Quatre personnalités du monde des affaires donnent leur point de vue sur la situation de la relève entrepreneuriale au Québec.

STÉPHANE GONTHIER

Pour l'ex-dirigeant de Couche-Tard et de Dollarama, le phénomène des propriétaires de PME qui franchissent l'âge vénérable des 70 ans et qui gardent le contrôle de leur entreprise n'est pas unique au Québec.

Installé en Californie depuis qu'il s'est joint au groupe 99 Cents Only Stores, en 2013, Stéphane Gonthier cherche depuis deux ans à acquérir une entreprise, tant aux États-Unis qu'au Québec. Il fait face aux mêmes problèmes dans les deux marchés.

« Je cherche une entreprise dans le secteur de la logistique, du détail, du manufacturier. Aux États-Unis, les multiples sont plus élevés, mais les propriétaires ne veulent pas vendre. Ils attendent toujours une meilleure offre et profitent de leur train de vie.

« Au Québec, une entreprise qui réalise 2 millions de profits avant impôts et amortissement va valoir 8 millions. Une fois que le PDG rembourse ses dettes, il lui reste 6 millions qui vont lui rapporter 5 ou 7 %. C'est beaucoup moins que ce qu'il peut se payer en dividendes », observe le gestionnaire.

ROBERT DUTTON

L'ex-PDG de Rona, qui est aujourd'hui professeur associé à l'École des dirigeants de HEC Montréal, a un peu baissé les bras face à son projet d'acquérir une entreprise. Il a cogné à bien des portes, mais il n'a pas encore trouvé une PME qu'il pourrait diriger et faire grandir.

« C'est un sérieux problème parce que nos entreprises vieillissent. Moi, j'aimerais m'associer avec des jeunes, ce serait mon défi. Mais beaucoup de jeunes entrepreneurs sont séduits par l'idée de faire des deals. Tu lances une application et là, tu te fais acheter », observe Robert Dutton.

« On ne semble plus vouloir construire des entreprises qui vont durer dans le temps. On veut faire des passes. » - Robert Dutton, ex-PDG de Rona

Il a été surpris, en octobre dernier, lorsque l'École des dirigeants a tenu une journée de formation pour les entrepreneurs un samedi. Il n'en est venu aucun, alors que pas moins de 12 acheteurs se sont présentés à l'activité cette journée-là. Preuve qu'il y a un débalancement certain.

MARIE-CLAUDE BOISVERT

Marie-Claude Boisvert côtoie quotidiennement des propriétaires de PME. C'est son métier de les appuyer financièrement dans leur projet et de prendre même des participations importantes dans leur capital.

Elle constate sur le terrain que plusieurs PDG vivent une situation problématique avec la relève.
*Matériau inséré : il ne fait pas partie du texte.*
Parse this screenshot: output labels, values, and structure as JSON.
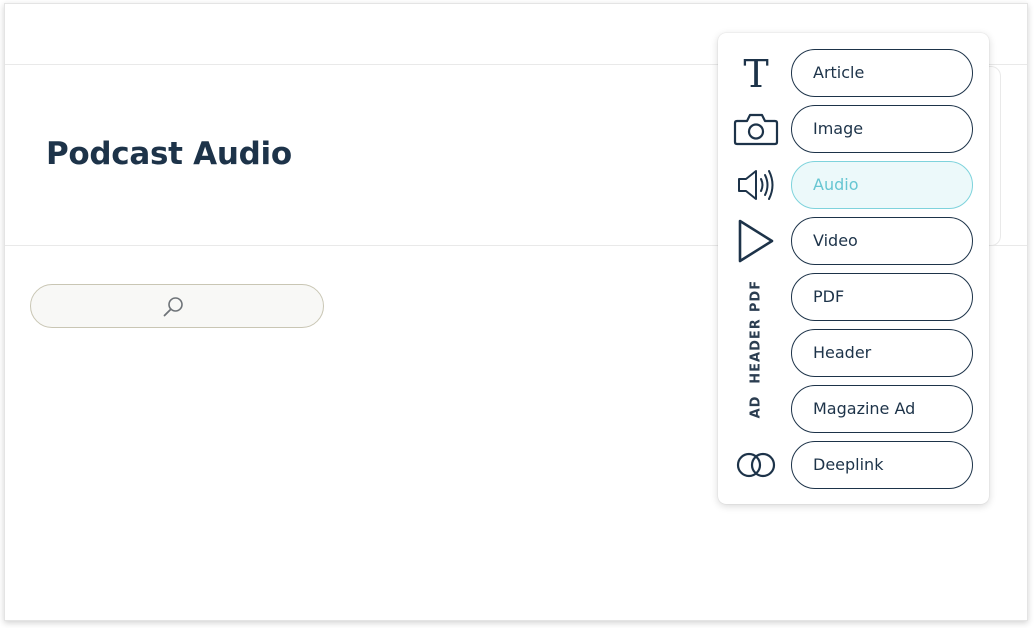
{
  "page": {
    "title": "Podcast Audio"
  },
  "search": {
    "placeholder": "",
    "value": "",
    "icon": "magnifier-icon"
  },
  "insert_menu": {
    "items": [
      {
        "label": "Article",
        "icon": "text-t-icon"
      },
      {
        "label": "Image",
        "icon": "camera-icon"
      },
      {
        "label": "Audio",
        "icon": "speaker-icon",
        "active": true
      },
      {
        "label": "Video",
        "icon": "play-triangle-icon"
      },
      {
        "label": "PDF",
        "icon": "pdf-word-icon"
      },
      {
        "label": "Header",
        "icon": "header-word-icon"
      },
      {
        "label": "Magazine Ad",
        "icon": "ad-word-icon"
      },
      {
        "label": "Deeplink",
        "icon": "linked-rings-icon"
      }
    ],
    "vertical_words": [
      "PDF",
      "HEADER",
      "AD"
    ]
  },
  "colors": {
    "text_dark": "#1d3349",
    "active_accent": "#67c6d2",
    "active_fill": "#ecf9fa",
    "search_border": "#c9c6b4"
  }
}
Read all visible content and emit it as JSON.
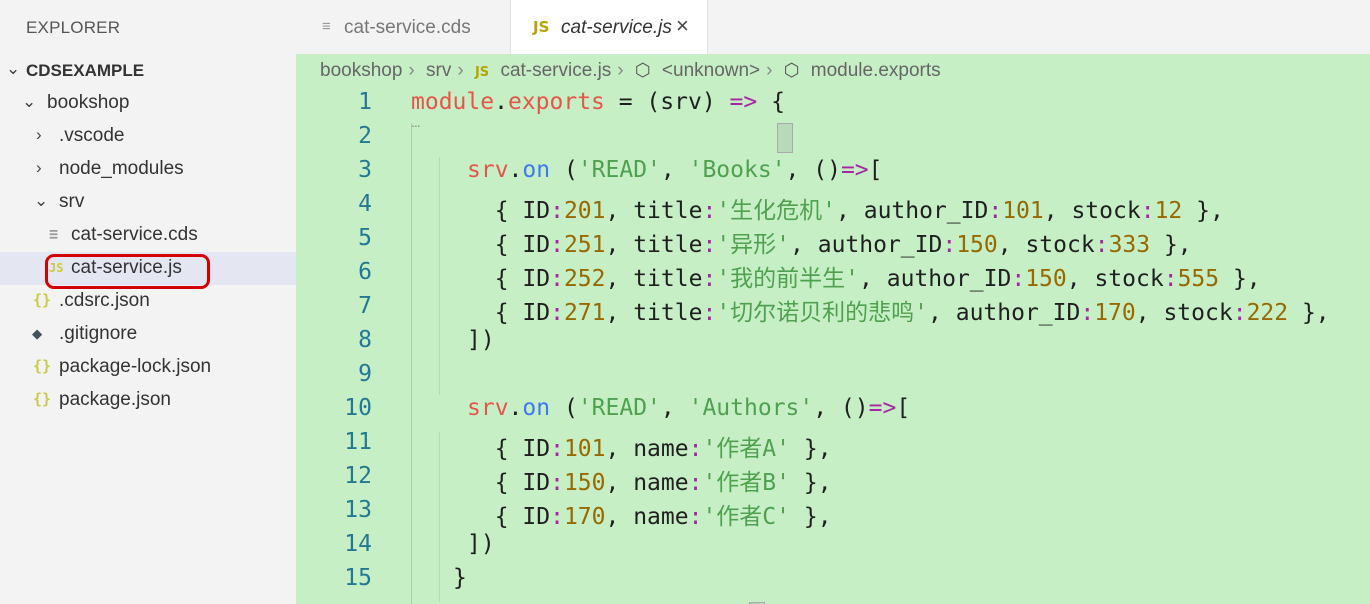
{
  "sidebar": {
    "title": "EXPLORER",
    "root": "CDSEXAMPLE",
    "items": [
      {
        "label": "bookshop"
      },
      {
        "label": ".vscode"
      },
      {
        "label": "node_modules"
      },
      {
        "label": "srv"
      },
      {
        "label": "cat-service.cds"
      },
      {
        "label": "cat-service.js"
      },
      {
        "label": ".cdsrc.json"
      },
      {
        "label": ".gitignore"
      },
      {
        "label": "package-lock.json"
      },
      {
        "label": "package.json"
      }
    ]
  },
  "tabs": [
    {
      "label": "cat-service.cds",
      "active": false
    },
    {
      "label": "cat-service.js",
      "active": true,
      "badge": "JS",
      "close": "×"
    }
  ],
  "breadcrumb": {
    "parts": [
      "bookshop",
      "srv",
      "cat-service.js",
      "<unknown>",
      "module.exports"
    ],
    "badge": "JS"
  },
  "editor": {
    "line_numbers": [
      "1",
      "2",
      "3",
      "4",
      "5",
      "6",
      "7",
      "8",
      "9",
      "10",
      "11",
      "12",
      "13",
      "14",
      "15"
    ],
    "code": {
      "l1_module": "module",
      "l1_dot": ".",
      "l1_exports": "exports",
      "l1_rest1": " = (srv) ",
      "l1_arrow": "=>",
      "l1_rest2": " ",
      "l1_brace": "{",
      "srv": "srv",
      "dot": ".",
      "on": "on",
      "l3_open": " (",
      "read": "'READ'",
      "comma": ", ",
      "books": "'Books'",
      "fn_open": ", ()",
      "arrow": "=>",
      "bracket_open": "[",
      "obj_open": "  { ",
      "id_key": "ID",
      "colon": ":",
      "title_key": "title",
      "author_key": "author_ID",
      "stock_key": "stock",
      "name_key": "name",
      "obj_close": " },",
      "sep": ", ",
      "books_rows": [
        {
          "id": "201",
          "title": "'生化危机'",
          "author": "101",
          "stock": "12"
        },
        {
          "id": "251",
          "title": "'异形'",
          "author": "150",
          "stock": "333"
        },
        {
          "id": "252",
          "title": "'我的前半生'",
          "author": "150",
          "stock": "555"
        },
        {
          "id": "271",
          "title": "'切尔诺贝利的悲鸣'",
          "author": "170",
          "stock": "222"
        }
      ],
      "close_bracket": "])",
      "authors": "'Authors'",
      "authors_rows": [
        {
          "id": "101",
          "name": "'作者A'"
        },
        {
          "id": "150",
          "name": "'作者B'"
        },
        {
          "id": "170",
          "name": "'作者C'"
        }
      ],
      "final_brace": "}",
      "dots": "..."
    }
  }
}
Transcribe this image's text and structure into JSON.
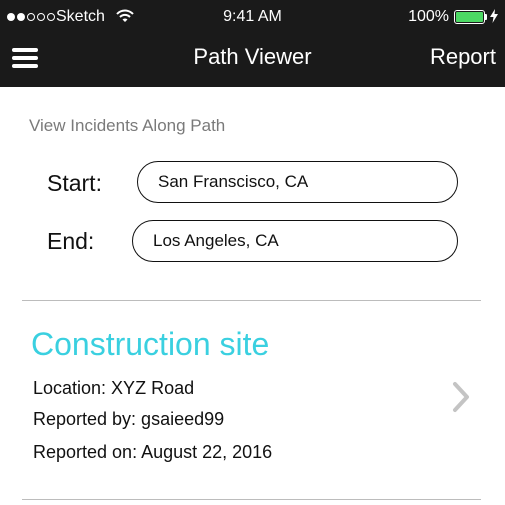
{
  "status_bar": {
    "carrier": "Sketch",
    "time": "9:41 AM",
    "battery": "100%",
    "signal_bars_filled": 2,
    "signal_bars_total": 5,
    "battery_level": 1.0,
    "battery_color": "#4cd964"
  },
  "nav": {
    "menu_icon": "hamburger-icon",
    "title": "Path Viewer",
    "report_label": "Report",
    "background": "#1a1a1a"
  },
  "path": {
    "section_label": "View Incidents Along Path",
    "start_label": "Start:",
    "start_value": "San Franscisco, CA",
    "end_label": "End:",
    "end_value": "Los Angeles, CA"
  },
  "incident": {
    "title": "Construction site",
    "title_color": "#3ad0e0",
    "location": "Location: XYZ Road",
    "reported_by": "Reported by: gsaieed99",
    "reported_on": "Reported on: August 22, 2016",
    "action_icon": "chevron-right-icon"
  }
}
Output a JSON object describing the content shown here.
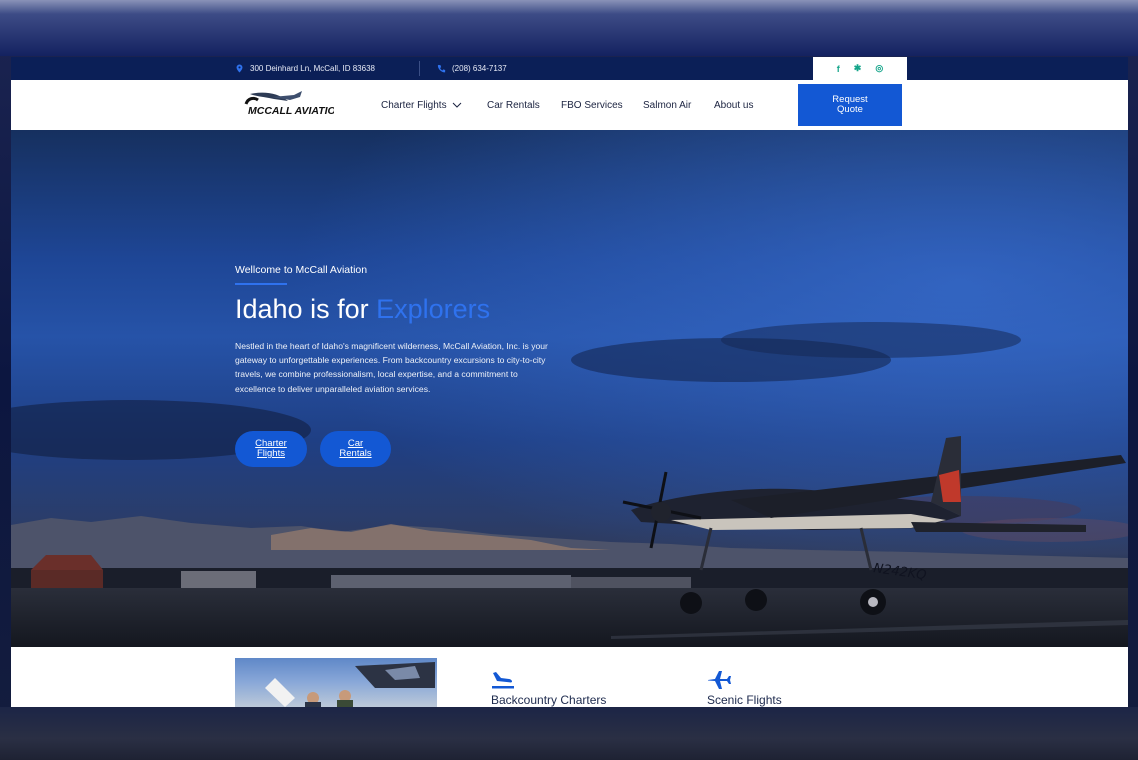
{
  "topbar": {
    "address": "300 Deinhard Ln, McCall, ID 83638",
    "phone": "(208) 634-7137",
    "social": [
      "facebook-icon",
      "yelp-icon",
      "instagram-icon"
    ]
  },
  "nav": {
    "logo_text": "MCCALL AVIATION",
    "items": [
      "Charter Flights",
      "Car Rentals",
      "FBO Services",
      "Salmon Air",
      "About us"
    ],
    "cta": "Request\nQuote"
  },
  "hero": {
    "eyebrow": "Wellcome to McCall Aviation",
    "headline_plain": "Idaho is for ",
    "headline_accent": "Explorers",
    "blurb": "Nestled in the heart of Idaho's magnificent wilderness, McCall Aviation, Inc. is your gateway to unforgettable experiences. From backcountry excursions to city-to-city travels, we combine professionalism, local expertise, and a commitment to excellence to deliver unparalleled aviation services.",
    "buttons": [
      "Charter\nFlights",
      "Car\nRentals"
    ],
    "plane_tail": "N242KQ"
  },
  "features": {
    "items": [
      {
        "icon": "plane-landing-icon",
        "label": "Backcountry Charters"
      },
      {
        "icon": "airplane-icon",
        "label": "Scenic Flights"
      }
    ]
  },
  "colors": {
    "accent": "#1358d4",
    "headline_accent": "#2f72ee",
    "topbar": "#0b1f57",
    "social": "#15a58a"
  }
}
Pour plusieurs, ce n'est pas une option que de céder un jour leur entreprise, et il faut dire que l'espérance de vie d'aujourd'hui joue en leur faveur.

« Il y a plusieurs propriétaires de PME qui ont 75 ans et qui sont en pleine forme avec toute leur tête, alors pourquoi ils vendraient ? C'est leur vie.

« Et plusieurs me disent que lorsqu'ils regardent leur usine, ils savent où est leur argent. C'est bien plus clair pour eux que d'avoir des fonds investis par leur banque où ils n'ont pas le contrôle. C'est une situation particulière », admet-elle.

LOUIS VACHON

Même s'il constate qu'il n'y a pas beaucoup de PME de taille importante sur le marché, Louis Vachon rappelle que la Banque Nationale a tout de même participé au financement du rachat de plus de 500 entreprises au cours de la dernière année.

« Depuis cinq ans, on a une équipe qui s'occupe exclusivement du financement de transfert d'entreprises. Et on en fait, des transactions. » - Louis Vachon, PDG de la Banque Nationale

Le PDG de la Banque Nationale constate que le transfert d'entreprises aux membres d'une même famille serait facilité si les règles fiscales étaient moins pénalisantes.

Les ventes récentes des chaînes Rona et St-Hubert ne marquent pas, selon lui, le début d'un mouvement irréversible qui va entraîner d'autres entreprises à être achetées par des investisseurs de l'extérieur du Québec.

« Il ne faut pas crier au loup. Mais c'est certain que c'est souvent plus avantageux de vendre à un tiers que de transférer son entreprise à ses enfants. Il faudrait améliorer le code fiscal du Québec », soumet le PDG.